Utah Lieutenant Governor Spencer J. Cox attracted a big audience of students, faculty and members of the public on Tuesday morning for his keynote speech on ethics in politics to open the week-long ethics conference hosted by the Center for Ethics at Utah Valley University.

In his speech the governor focused on what a politician should do when elected. A system with checks and balance is necessary to maintain ethics and protections for people and the government. When a candidate is running there should also be control,

“One of the biggest mistakes we have made in this country is when we decided that money equals speech,” saidCox. Not all politicians are corrupt and unethical, he said, in fact the majority of politicians are good citizens.

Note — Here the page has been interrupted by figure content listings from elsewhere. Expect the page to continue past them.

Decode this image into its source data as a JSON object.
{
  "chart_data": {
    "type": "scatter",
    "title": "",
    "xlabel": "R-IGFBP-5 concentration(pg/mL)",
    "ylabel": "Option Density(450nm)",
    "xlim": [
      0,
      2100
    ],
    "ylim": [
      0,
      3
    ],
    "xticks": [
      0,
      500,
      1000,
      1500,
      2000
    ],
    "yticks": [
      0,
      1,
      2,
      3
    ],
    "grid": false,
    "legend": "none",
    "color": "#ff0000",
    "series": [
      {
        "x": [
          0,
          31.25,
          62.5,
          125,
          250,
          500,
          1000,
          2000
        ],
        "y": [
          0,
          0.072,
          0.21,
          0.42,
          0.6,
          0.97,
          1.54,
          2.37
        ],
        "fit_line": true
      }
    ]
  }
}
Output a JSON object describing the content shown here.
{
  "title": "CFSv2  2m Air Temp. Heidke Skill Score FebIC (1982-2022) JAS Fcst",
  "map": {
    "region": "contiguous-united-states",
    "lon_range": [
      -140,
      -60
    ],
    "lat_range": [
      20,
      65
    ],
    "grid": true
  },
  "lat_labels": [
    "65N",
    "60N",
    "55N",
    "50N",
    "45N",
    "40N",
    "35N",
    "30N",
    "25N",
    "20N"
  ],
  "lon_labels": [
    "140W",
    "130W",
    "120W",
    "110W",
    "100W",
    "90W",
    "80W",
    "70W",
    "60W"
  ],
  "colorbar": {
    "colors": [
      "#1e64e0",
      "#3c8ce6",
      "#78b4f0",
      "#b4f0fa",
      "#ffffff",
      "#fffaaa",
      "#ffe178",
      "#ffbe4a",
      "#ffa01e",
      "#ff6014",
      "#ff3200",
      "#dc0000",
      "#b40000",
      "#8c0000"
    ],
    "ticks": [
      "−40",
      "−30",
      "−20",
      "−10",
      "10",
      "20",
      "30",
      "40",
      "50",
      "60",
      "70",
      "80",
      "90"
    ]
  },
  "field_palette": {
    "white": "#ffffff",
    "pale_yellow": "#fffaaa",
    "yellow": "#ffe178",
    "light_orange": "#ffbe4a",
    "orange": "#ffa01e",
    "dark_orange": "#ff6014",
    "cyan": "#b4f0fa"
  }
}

“Almost all the elective officers are part-time legislators … they have real outside jobs and give back” said Cox.

The press also plays a major part in politics. It’s the press job to inform the people so they can make informed decisions. He encouraged society to get involved, get to know the leaders in office and what they are doing.

He called for good citizens to run for office. Cox is originally from the small town of Utah, him and his wife have four children.  He decided to try politics after having practiced law for a few years.

 Events were free and open to the public and topics included the former Utah Attorney Generals John Swallow and Mark Shurtleff, mental health, the penal system, banned books, climate change, education, law, the confidence crisis for females, war, and others.

 Ethics Awareness week has been hosted at UVU for 27 years, and aims to address ethical dilemmas in departments across campus, and this year’s panels and addresses included faculty from each of the eight colleges and schools across UVU’s campus.